# SBS 2003 R2, how to set up workgroup instead of domain



## pbjerryb (Dec 3, 2008)

Hi,

I have a client with a small sales department. He just purchased SBS 2003 R2, he wants me to install it, and then he wants to use it as a workgroup network instead of a domain network. I know that you have to create a Domain during setup, but is it possible to use the server as a workgroup afterward? 

Thanks,
Jerry Baker


----------



## rlagrotta (Dec 13, 2008)

Jerry,

I have a similar problem. Curious to know if you, or anyone else found a way to install SBS 2003 RS in a Workgroup, not a Domain.

Rick


----------



## XtabbedoutX (Sep 12, 2007)

rlagrotta,

Jumping in on someone else's Thread is called Hi-Jacking and is against Forum Rules.

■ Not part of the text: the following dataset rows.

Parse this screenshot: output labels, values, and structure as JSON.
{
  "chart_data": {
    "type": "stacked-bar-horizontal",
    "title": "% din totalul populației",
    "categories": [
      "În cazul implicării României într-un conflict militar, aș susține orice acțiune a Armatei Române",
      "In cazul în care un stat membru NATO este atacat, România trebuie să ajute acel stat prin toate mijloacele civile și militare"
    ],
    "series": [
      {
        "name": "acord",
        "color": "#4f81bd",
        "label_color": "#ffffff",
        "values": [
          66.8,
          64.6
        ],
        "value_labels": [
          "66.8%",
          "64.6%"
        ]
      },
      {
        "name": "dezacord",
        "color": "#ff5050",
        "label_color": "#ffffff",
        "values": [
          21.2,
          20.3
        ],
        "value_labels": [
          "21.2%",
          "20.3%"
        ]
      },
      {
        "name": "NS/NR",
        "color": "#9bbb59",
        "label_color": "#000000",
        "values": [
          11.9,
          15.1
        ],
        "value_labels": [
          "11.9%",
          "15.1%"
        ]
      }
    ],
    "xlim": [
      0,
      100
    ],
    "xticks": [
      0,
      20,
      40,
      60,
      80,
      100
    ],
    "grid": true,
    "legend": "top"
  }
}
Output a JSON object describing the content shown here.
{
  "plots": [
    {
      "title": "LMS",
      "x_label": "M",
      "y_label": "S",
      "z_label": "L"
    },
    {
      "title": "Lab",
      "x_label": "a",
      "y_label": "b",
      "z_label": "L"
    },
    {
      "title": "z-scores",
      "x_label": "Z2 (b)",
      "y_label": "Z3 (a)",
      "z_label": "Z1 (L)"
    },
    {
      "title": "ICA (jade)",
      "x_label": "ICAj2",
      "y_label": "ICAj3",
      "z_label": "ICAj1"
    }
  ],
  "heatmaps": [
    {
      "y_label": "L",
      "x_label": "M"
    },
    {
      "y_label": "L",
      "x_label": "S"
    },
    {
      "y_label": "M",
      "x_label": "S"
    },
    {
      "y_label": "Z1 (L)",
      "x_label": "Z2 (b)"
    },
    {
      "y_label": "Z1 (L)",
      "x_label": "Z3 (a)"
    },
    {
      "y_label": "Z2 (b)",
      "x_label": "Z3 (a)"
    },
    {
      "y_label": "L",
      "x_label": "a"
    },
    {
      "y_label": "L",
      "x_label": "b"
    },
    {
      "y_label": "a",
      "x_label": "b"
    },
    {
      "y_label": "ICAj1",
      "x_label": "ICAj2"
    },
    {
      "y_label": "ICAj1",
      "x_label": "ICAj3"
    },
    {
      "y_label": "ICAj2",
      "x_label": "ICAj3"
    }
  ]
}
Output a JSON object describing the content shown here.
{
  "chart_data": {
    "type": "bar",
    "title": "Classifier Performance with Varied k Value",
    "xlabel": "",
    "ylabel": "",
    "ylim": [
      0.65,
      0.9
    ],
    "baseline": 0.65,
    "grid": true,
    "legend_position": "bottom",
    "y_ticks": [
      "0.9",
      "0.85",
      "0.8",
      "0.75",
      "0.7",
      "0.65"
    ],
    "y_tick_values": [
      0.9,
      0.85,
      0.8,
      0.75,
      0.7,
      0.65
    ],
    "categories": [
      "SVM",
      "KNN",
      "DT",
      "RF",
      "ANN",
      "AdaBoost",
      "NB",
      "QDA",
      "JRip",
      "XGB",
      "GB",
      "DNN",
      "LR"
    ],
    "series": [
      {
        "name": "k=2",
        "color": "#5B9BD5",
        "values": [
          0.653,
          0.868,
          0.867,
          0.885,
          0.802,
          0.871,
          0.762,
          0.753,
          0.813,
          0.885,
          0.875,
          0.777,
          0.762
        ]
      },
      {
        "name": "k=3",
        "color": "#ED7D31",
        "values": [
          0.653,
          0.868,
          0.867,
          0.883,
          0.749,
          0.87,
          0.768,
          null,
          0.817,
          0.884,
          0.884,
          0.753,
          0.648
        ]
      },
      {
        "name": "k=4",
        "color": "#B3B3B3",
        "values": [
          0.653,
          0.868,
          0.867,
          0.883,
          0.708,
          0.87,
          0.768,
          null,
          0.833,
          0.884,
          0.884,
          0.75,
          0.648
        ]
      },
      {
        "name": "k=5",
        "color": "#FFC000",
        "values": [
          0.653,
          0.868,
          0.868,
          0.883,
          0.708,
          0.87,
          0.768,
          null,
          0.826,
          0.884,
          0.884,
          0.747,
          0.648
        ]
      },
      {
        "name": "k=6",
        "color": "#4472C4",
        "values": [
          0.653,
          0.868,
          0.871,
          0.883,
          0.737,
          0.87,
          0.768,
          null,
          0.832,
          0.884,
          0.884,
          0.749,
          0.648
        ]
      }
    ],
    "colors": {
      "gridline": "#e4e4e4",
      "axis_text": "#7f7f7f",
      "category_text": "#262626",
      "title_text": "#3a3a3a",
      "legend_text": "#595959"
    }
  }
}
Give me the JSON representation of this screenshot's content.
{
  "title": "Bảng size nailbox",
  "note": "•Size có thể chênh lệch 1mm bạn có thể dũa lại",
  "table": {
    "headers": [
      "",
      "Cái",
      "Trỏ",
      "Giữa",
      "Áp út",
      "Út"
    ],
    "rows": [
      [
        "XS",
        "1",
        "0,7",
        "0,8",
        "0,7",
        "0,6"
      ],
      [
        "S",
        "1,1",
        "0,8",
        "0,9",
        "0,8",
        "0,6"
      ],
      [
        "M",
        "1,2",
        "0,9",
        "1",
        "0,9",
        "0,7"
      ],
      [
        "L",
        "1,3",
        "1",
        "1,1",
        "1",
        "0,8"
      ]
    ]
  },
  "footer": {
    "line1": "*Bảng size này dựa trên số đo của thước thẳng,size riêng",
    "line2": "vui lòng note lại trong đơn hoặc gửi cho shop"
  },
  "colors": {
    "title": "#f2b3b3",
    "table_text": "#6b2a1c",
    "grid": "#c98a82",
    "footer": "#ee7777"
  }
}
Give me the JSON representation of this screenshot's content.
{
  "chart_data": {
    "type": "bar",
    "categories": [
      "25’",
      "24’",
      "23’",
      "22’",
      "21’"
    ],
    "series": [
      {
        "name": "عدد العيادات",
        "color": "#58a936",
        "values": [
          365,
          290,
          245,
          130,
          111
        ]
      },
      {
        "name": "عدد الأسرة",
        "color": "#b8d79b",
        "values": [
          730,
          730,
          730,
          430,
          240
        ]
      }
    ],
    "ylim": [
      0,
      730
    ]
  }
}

If you have a question please start your own Thread.


----------



## bilbus (Aug 29, 2006)

just don't install active directory. Why would you want a workgroup ...

A basic AD setup is simple. Even if you dont want the workstations to login to AD .. you can have them login localy and just match the passwords on the local accounts and the domain acocunts.


----------



## steveg3 (Mar 3, 2009)

XtabbedoutX
I have just read and observed the rules very carefully 5 times over.

Could you kindly site which part of them you are complaining that rlagrotta
is breaking?

Please tell me in your own words exactly what riagrotta is doing wrong and then
quote the text in the rules where he is doing this.

I don't see any problem with people working together and sharing the details of fixing a problem.

I too would also like to know the outcome and what he finds.
If you will not site which specific rule is being broken please kindly remove your
comment, it makes YOU look really really bad here.

Thank you...

Steve


----------



## bilbus (Aug 29, 2006)

he needs to start a new thread if he wants help ... its called thread hijacking.

You can install Ad and not use it if you like.


----------